What we would like you to build / do (all 5 deliverables are equally weighed)

Customer segmentation

  1. Customer segmentation relies on similarity, so we first want you to find the top 100 pairs of users ("movie twins") who have the most similar movie watching style. Note: For the sake of simplicity, you can operationalize "movie watching style" simply by the set of movies that was rated, regardless of the actual numerical ratings. We strongly recommend to do this with a minHash-based algorithm.
  2. Validate your results from question 1 by checking whether the average correlation of the numerical ratings in the 100 pairs is different from (higher?) than 100 randomly picked pairs of users from the full dataset.

Movie recommendation

  1. As a first step, you will need to partition the ratings data into training, validation, and test sets. We recommend writing a script do this in advance, and saving the partitioned data for future use. This will reduce the complexity of your experiment code down the line, and make it easier to generate alternative splits if you want to assess the stability of your implementation.

  2. Before implementing a sophisticated model, you should begin with a popularity baseline model as discussed in class. This should be simple enough to implement with some basic dataframe computations. Evaluate your popularity baseline (see below) before moving on to the next step.

  3. Your recommendation model should use Spark's alternating least squares (ALS) method to learn latent factor representations for users and items.
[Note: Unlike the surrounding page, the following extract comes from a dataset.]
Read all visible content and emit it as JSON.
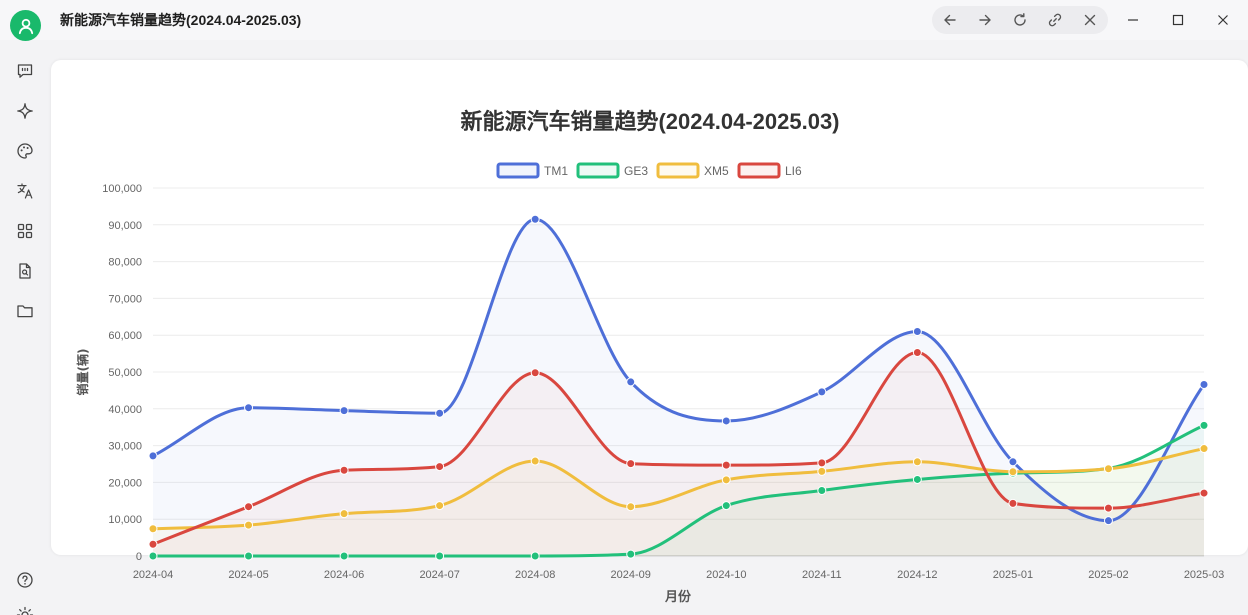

Be sure to thoroughly read through the documentation on the pyspark.ml.recommendation module before getting started. This model has some hyper-parameters that you should tune to optimize performance on the validation set, notably:

    • the rank (dimension) of the latent factors, and
    • the regularization parameter.

Evaluation

Once you are able to make predictions—either from the popularity baseline or the latent factor model—you will need to evaluate accuracy on the validation and test data. Scores for validation and test should both be reported in your write-up. Evaluations should be based on predictions of the top 100 items for each user, and report the ranking metrics provided by spark. Refer to the ranking metrics section of the Spark documentation for more details.

The choice of evaluation criteria for hyper-parameter tuning is up to you, as is the range of hyper-parameters you consider, but be sure to document your choices in the final report. As a general rule, you should explore ranges of each hyper-parameter that are sufficiently large to produce observable differences in your evaluation score.
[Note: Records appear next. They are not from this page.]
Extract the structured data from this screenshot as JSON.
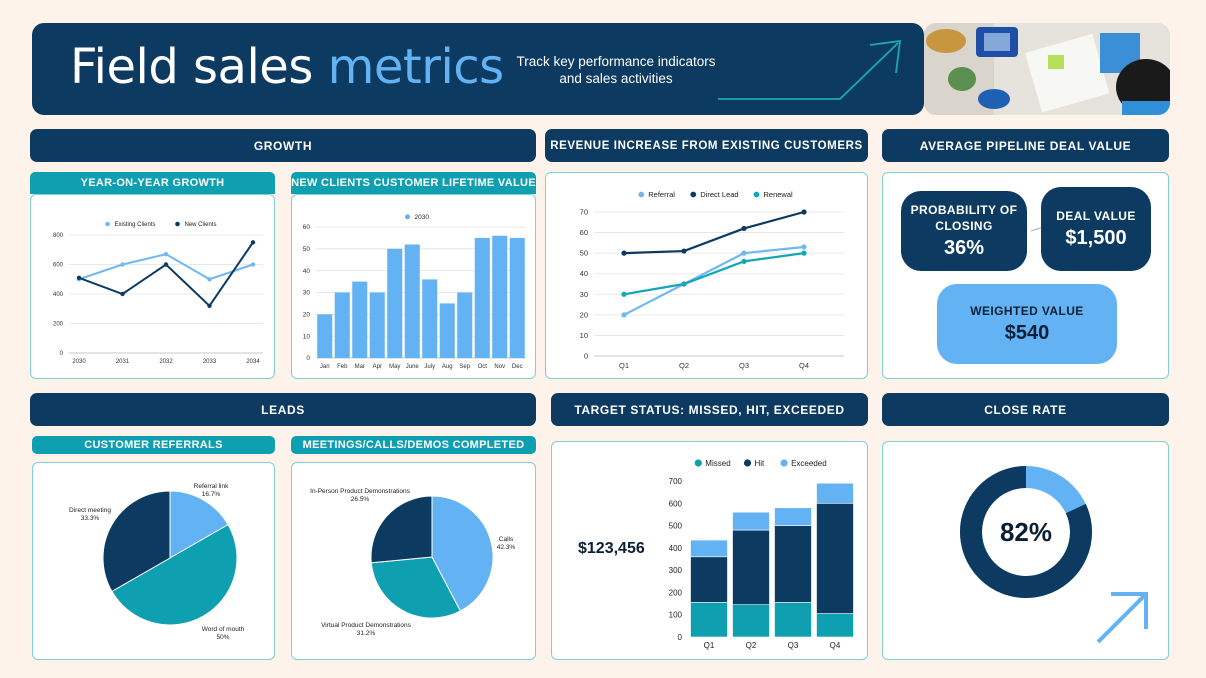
{
  "header": {
    "title_part1": "Field sales",
    "title_part2": "metrics",
    "subtitle": "Track key performance indicators and sales activities"
  },
  "sections": {
    "growth": "GROWTH",
    "revenue": "REVENUE INCREASE FROM EXISTING CUSTOMERS",
    "pipeline": "AVERAGE PIPELINE DEAL VALUE",
    "leads": "LEADS",
    "target": "TARGET STATUS: MISSED, HIT, EXCEEDED",
    "close": "CLOSE RATE"
  },
  "subsections": {
    "yoy": "YEAR-ON-YEAR GROWTH",
    "clv": "NEW CLIENTS CUSTOMER LIFETIME VALUE",
    "referrals": "CUSTOMER REFERRALS",
    "meetings": "MEETINGS/CALLS/DEMOS COMPLETED"
  },
  "pipeline": {
    "probability_label": "PROBABILITY OF CLOSING",
    "probability_value": "36%",
    "deal_label": "DEAL VALUE",
    "deal_value": "$1,500",
    "weighted_label": "WEIGHTED VALUE",
    "weighted_value": "$540"
  },
  "target_total": "$123,456",
  "colors": {
    "navy": "#0d3a61",
    "light_blue": "#63b3f4",
    "teal": "#0ea0b0",
    "background": "#fdf3ea"
  },
  "chart_data": [
    {
      "id": "yoy",
      "type": "line",
      "categories": [
        "2030",
        "2031",
        "2032",
        "2033",
        "2034"
      ],
      "series": [
        {
          "name": "Existing Clients",
          "color": "#6fb8f3",
          "values": [
            500,
            600,
            670,
            500,
            600
          ]
        },
        {
          "name": "New Clients",
          "color": "#0d3a61",
          "values": [
            510,
            400,
            600,
            320,
            750
          ]
        }
      ],
      "ylim": [
        0,
        800
      ],
      "yticks": [
        0,
        200,
        400,
        600,
        800
      ],
      "legend": "top",
      "grid": true
    },
    {
      "id": "clv",
      "type": "bar",
      "categories": [
        "Jan",
        "Feb",
        "Mar",
        "Apr",
        "May",
        "June",
        "July",
        "Aug",
        "Sep",
        "Oct",
        "Nov",
        "Dec"
      ],
      "series": [
        {
          "name": "2030",
          "color": "#63b3f4",
          "values": [
            20,
            30,
            35,
            30,
            50,
            52,
            36,
            25,
            30,
            55,
            56,
            55
          ]
        }
      ],
      "ylim": [
        0,
        60
      ],
      "yticks": [
        0,
        10,
        20,
        30,
        40,
        50,
        60
      ],
      "legend": "top",
      "grid": true
    },
    {
      "id": "revenue",
      "type": "line",
      "categories": [
        "Q1",
        "Q2",
        "Q3",
        "Q4"
      ],
      "series": [
        {
          "name": "Referral",
          "color": "#6fb8f3",
          "values": [
            20,
            35,
            50,
            53
          ]
        },
        {
          "name": "Direct Lead",
          "color": "#0d3a61",
          "values": [
            50,
            51,
            62,
            70
          ]
        },
        {
          "name": "Renewal",
          "color": "#12a7b4",
          "values": [
            30,
            35,
            46,
            50
          ]
        }
      ],
      "ylim": [
        0,
        70
      ],
      "yticks": [
        0,
        10,
        20,
        30,
        40,
        50,
        60,
        70
      ],
      "legend": "top",
      "grid": true
    },
    {
      "id": "referrals",
      "type": "pie",
      "slices": [
        {
          "label": "Referral link",
          "pct_label": "16.7%",
          "value": 16.7,
          "color": "#63b3f4"
        },
        {
          "label": "Word of mouth",
          "pct_label": "50%",
          "value": 50,
          "color": "#0ea0b0"
        },
        {
          "label": "Direct meeting",
          "pct_label": "33.3%",
          "value": 33.3,
          "color": "#0d3a61"
        }
      ]
    },
    {
      "id": "meetings",
      "type": "pie",
      "slices": [
        {
          "label": "Calls",
          "pct_label": "42.3%",
          "value": 42.3,
          "color": "#63b3f4"
        },
        {
          "label": "Virtual Product Demonstrations",
          "pct_label": "31.2%",
          "value": 31.2,
          "color": "#0ea0b0"
        },
        {
          "label": "In-Person Product Demonstrations",
          "pct_label": "26.5%",
          "value": 26.5,
          "color": "#0d3a61"
        }
      ]
    },
    {
      "id": "target",
      "type": "bar",
      "stacked": true,
      "categories": [
        "Q1",
        "Q2",
        "Q3",
        "Q4"
      ],
      "series": [
        {
          "name": "Missed",
          "color": "#0ea0b0",
          "values": [
            155,
            145,
            155,
            105
          ]
        },
        {
          "name": "Hit",
          "color": "#0d3a61",
          "values": [
            205,
            335,
            345,
            495
          ]
        },
        {
          "name": "Exceeded",
          "color": "#63b3f4",
          "values": [
            75,
            80,
            80,
            90
          ]
        }
      ],
      "ylim": [
        0,
        700
      ],
      "yticks": [
        0,
        100,
        200,
        300,
        400,
        500,
        600,
        700
      ],
      "legend": "top"
    },
    {
      "id": "close",
      "type": "pie",
      "value": 82,
      "value_label": "82%",
      "colors": [
        "#0d3a61",
        "#63b3f4"
      ]
    }
  ]
}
If you like, you may also use additional software implementations of recommendation or ranking metric evaluations, but be sure to cite any additional software you use in the project.

Using the cluster

Please be considerate of your fellow classmates! The Dataproc cluster is a limited, shared resource. Make sure that your code is properly implemented and works efficiently. If too many people run inefficient code simultaneously, it can slow down the entire cluster for everyone.

What to turn in

In addition to all of your code, produce a final report (no more than 5 pages), describing your implementation, answer to questions and evaluation results. Your report should clearly identify the contributions of each member of your group. If any additional software components were required in your project, your choices should be described and well motivated here.

Include a PDF of your final report through Brightspace. Specifically, your final report should include the following details:

  • Link to your group's GitHub repository
  • List of top 100 most similar pairs (include a suitable estimate of their similarity for each pair), sorted by similarity
  • A comparison between the average pairwise correlations between these highly similar pair and randomly picked pairs
  • Documentation of how your train/validation splits were generated
  • Any additional pre-processing of the data that you decide to implement
  • Evaluation of popularity baseline
  • Documentation of latent factor model's hyper-parameters and validation
  • Evaluation of latent factor model

Any additional software components that you use should be cited and documented with installation instructions.

Suggested Timeline

It will be helpful to commit your work in progress to the repository. Toward this end, we recommend the following timeline to stay on track:

  • 2023/04/21: data pre-processing, implementing the minHash algorithm
  • 2023/04/28: validation with correlations, checkpoint submission with similarity results.
  • 2023/05/05: train/validation partitioning, popularity baseline model.
  • 2023/05/12: Working latent factor model implementation. Then scale up to the full dataset in the remaining week until the final due date
  • 2023/05/14: final project submission. NO EXTENSIONS ARE POSSIBLE PAST THIS DATE. [this is the last day of the semester, 05/15 is commencement]